People familiar with the matter told Reuters that the Dutch authority has found that App Store’s in-payment system is anti-competitive and Apple uses abuses its dominant position to crush the competition.
Following South Korea, the Netherlands order Apple to change App Store policies
App Store has been under the radar of regulators, because of in-app purchase commission, primarily. Developers complain that a 30% share of all in-app purchases is high which impacts their revenue growth, especially a problem for small developers. Apple argues that 30% is an industry-standard commission and the company uses that revenue to sustain all the services App Store provides to users and developers.
During the COVID-19 pandemic, the Cupertino tech giant reduced the in-app commission to 15% for developers who earn $1 million or less annually in 2020. But that is not enough for antitrust regulators. Recently, South Korea passed a bill that will force Apple and Google to allow alternative payment methods on iOS and Android, respectively. The law has yet to go into effect. And now the Netherlands has ordered the iPhone maker to make changes.
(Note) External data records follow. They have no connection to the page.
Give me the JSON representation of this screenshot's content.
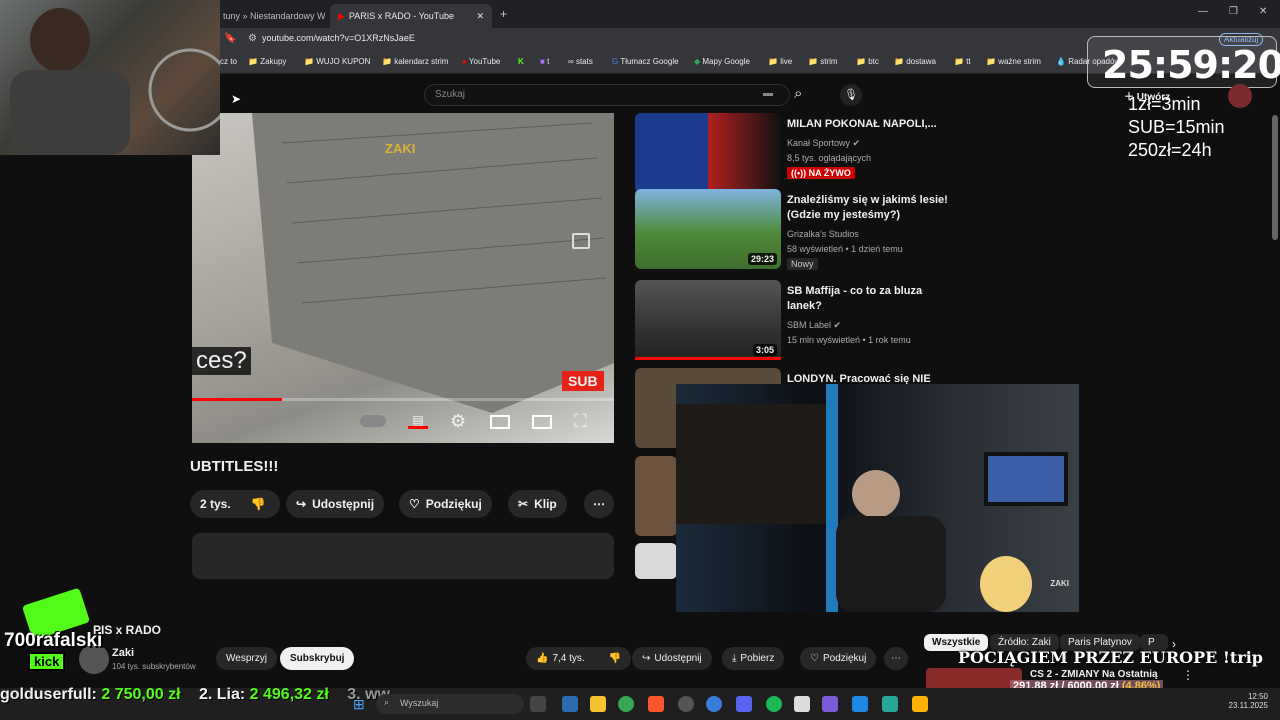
{
  "browser": {
    "tabs": [
      "tuny » Niestandardowy Wyb",
      "PARIS x RADO - YouTube"
    ],
    "url": "youtube.com/watch?v=O1XRzNsJaeE",
    "bookmarks": [
      "cz to",
      "Zakupy",
      "WUJO KUPON",
      "kalendarz strim",
      "YouTube",
      "t",
      "stats",
      "Tłumacz Google",
      "Mapy Google",
      "live",
      "strim",
      "btc",
      "dostawa",
      "tt",
      "ważne strim",
      "Radar opadów"
    ],
    "update_label": "Aktualizuj"
  },
  "youtube": {
    "search_placeholder": "Szukaj",
    "create_label": "Utwórz",
    "video_caption": "ces?",
    "video_watermark": "ZAKI",
    "sub_badge": "SUB",
    "video_title_partial": "UBTITLES!!!",
    "like_count_partial": "2 tys.",
    "actions": [
      "Udostępnij",
      "Podziękuj",
      "Klip"
    ],
    "sidebar": [
      {
        "title": "MILAN POKONAŁ NAPOLI,...",
        "channel": "Kanał Sportowy",
        "meta": "8,5 tys. oglądających",
        "badge": "NA ŻYWO",
        "duration": ""
      },
      {
        "title": "Znaleźliśmy się w jakimś lesie! (Gdzie my jesteśmy?)",
        "channel": "Grizalka's Studios",
        "meta": "58 wyświetleń  •  1 dzień temu",
        "badge": "Nowy",
        "duration": "29:23"
      },
      {
        "title": "SB Maffija - co to za bluza lanek?",
        "channel": "SBM Label",
        "meta": "15 mln wyświetleń  •  1 rok temu",
        "badge": "",
        "duration": "3:05"
      },
      {
        "title": "LONDYN. Pracować się NIE",
        "channel": "",
        "meta": "",
        "badge": "",
        "duration": ""
      }
    ]
  },
  "stream": {
    "timer": "25:59:20",
    "rules": [
      "1zł=3min",
      "SUB=15min",
      "250zł=24h"
    ],
    "kick_user": "700rafalski",
    "kick_label": "kick",
    "cam_logo": "ZAKI",
    "donors": [
      {
        "name": "golduserfull:",
        "amount": "2 750,00 zł"
      },
      {
        "name": "2. Lia:",
        "amount": "2 496,32 zł"
      },
      {
        "name": "3. ww",
        "amount": ""
      }
    ],
    "train_text": "POCIĄGIEM PRZEZ EUROPE !trip",
    "ticker_value": "291,88 zł",
    "ticker_goal": "6000,00 zł",
    "ticker_pct": "(4.86%)"
  },
  "bottom": {
    "video_title": "PIS x RADO",
    "channel": "Zaki",
    "subs": "104 tys. subskrybentów",
    "support": "Wesprzyj",
    "subscribe": "Subskrybuj",
    "likes": "7,4 tys.",
    "share": "Udostępnij",
    "download": "Pobierz",
    "thanks": "Podziękuj",
    "chips": [
      "Wszystkie",
      "Źródło: Zaki",
      "Paris Platynov",
      "P"
    ],
    "next_title": "CS 2 - ZMIANY Na Ostatnią"
  },
  "taskbar": {
    "search": "Wyszukaj",
    "time": "12:50",
    "date": "23.11.2025"
  },
  "colors": {
    "accent_red": "#ff0000",
    "kick_green": "#53fc18",
    "donor_green": "#53fc18"
  }
}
The Netherlands’ Authority for Consumers and Markets (ACM) last month informed the U.S. technology giant of its decision, making it the first antitrust regulator to make a finding the company has abused market power in the app store.
ACM has not levied a fine against Apple, but demanded changes to the in-app payment system, the people said. An ACM spokesperson declined to comment, saying that the matter is currently under legal review. The regulator has previously said it expects to publish its decision this year.
Maybe after App Store, the Dutch antitrust authority will target Apple Pay. In December 2020, the Netherlands Authority for Consumers and Markets began its probe into payment apps’ access to near-field communication (NFC) which allows people to wave their phones at payment terminals to make purchases like Apple Pay.